Regression result for OLS.

lm_phillips <- lm(delta_infl ~ unemp, data = data %>% tail(-2))
stargazer(lm_phillips, 
          type = "html", 
          title = "Phillips Curve Regression",
          notes = "<span>&#42;</span>: p<0.1; <span>&#42;&#42;</span>: <strong>p<0.05</strong>; <span>&#42;&#42;&#42;</span>: p<0.01 <br> Standard errors in parentheses.",
          notes.append = F)
Phillips Curve Regression
Dependent variable:
delta_infl
unemp -0.090
(0.126)
Constant 0.492
(0.740)
Observations 202
R2 0.003
Adjusted R2 -0.002
Residual Std. Error 2.822 (df = 200)
F Statistic 0.513 (df = 1; 200)
Note: *: p<0.1; **: p<0.05; ***: p<0.01
Standard errors in parentheses.
# variance-covariance matrix
vcov(lm_phillips)
##             (Intercept)       unemp
## (Intercept)  0.54830829 -0.08973175
## unemp       -0.08973175  0.01582211

Autocorrelated residuals

Plot the residuals.

plot(lm_phillips$residuals, type="l")
Phillips Curve Deviations from Expected Inflation

Fig. 1: Phillips Curve Deviations from Expected Inflation

Fig. 1 shows striking negative autocorrelation.

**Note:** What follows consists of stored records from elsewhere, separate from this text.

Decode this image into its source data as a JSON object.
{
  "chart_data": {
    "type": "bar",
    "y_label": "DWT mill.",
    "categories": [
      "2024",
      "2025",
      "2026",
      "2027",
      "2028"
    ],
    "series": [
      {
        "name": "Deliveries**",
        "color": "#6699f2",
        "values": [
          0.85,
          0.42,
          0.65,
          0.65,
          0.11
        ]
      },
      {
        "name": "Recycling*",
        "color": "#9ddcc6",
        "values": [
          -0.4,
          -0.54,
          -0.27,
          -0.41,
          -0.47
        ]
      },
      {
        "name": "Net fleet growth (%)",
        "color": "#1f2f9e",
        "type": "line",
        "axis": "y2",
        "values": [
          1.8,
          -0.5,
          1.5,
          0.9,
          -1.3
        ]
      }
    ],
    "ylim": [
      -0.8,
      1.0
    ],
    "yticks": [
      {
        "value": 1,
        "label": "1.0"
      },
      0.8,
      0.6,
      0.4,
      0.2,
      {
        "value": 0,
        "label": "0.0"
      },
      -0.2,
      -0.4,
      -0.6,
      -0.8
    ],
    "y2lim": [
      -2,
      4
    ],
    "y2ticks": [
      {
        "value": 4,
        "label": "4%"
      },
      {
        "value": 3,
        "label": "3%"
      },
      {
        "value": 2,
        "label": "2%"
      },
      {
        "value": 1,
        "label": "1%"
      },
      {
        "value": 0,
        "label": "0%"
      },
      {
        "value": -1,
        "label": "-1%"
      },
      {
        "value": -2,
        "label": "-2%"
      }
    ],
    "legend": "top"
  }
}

Now we test the serial correlation of the residuals. \[ \varepsilon_t = \phi\varepsilon_{t-1} + e_t \]

res <- tibble(
            res_t = lm_phillips$residuals,
            res_t1 = lag(lm_phillips$residuals))
lm_res <- lm(res_t ~ res_t1, data = res)
summary(lm_res)
## 
## Call:
## lm(formula = res_t ~ res_t1, data = res)
## 
## Residuals:
##     Min      1Q  Median      3Q     Max 
## -9.8694 -1.4800  0.0718  1.4990  8.3258 
## 
## Coefficients:
##             Estimate Std. Error t value Pr(>|t|)    
## (Intercept) -0.02155    0.17854  -0.121    0.904    
## res_t1      -0.42630    0.06355  -6.708    2e-10 ***
## ---
## Signif. codes:  0 '***' 0.001 '**' 0.01 '*' 0.05 '.' 0.1 ' ' 1
## 
## Residual standard error: 2.531 on 199 degrees of freedom
##   (1 observation deleted due to missingness)
## Multiple R-squared:  0.1844, Adjusted R-squared:  0.1803 
## F-statistic: 44.99 on 1 and 199 DF,  p-value: 2.002e-10

The regression of the least squares residuals on their past values gives a slope of -0.4263 with a highly significant \(t\) ratio of -6.7078. We thus conclude that the residuals in this models are highly negatively autocorrelated.


References:

  • Ex. 12.3, Chap 12 Serial Correlation, Econometric Analysis, Greene 5th Edition, pp 251.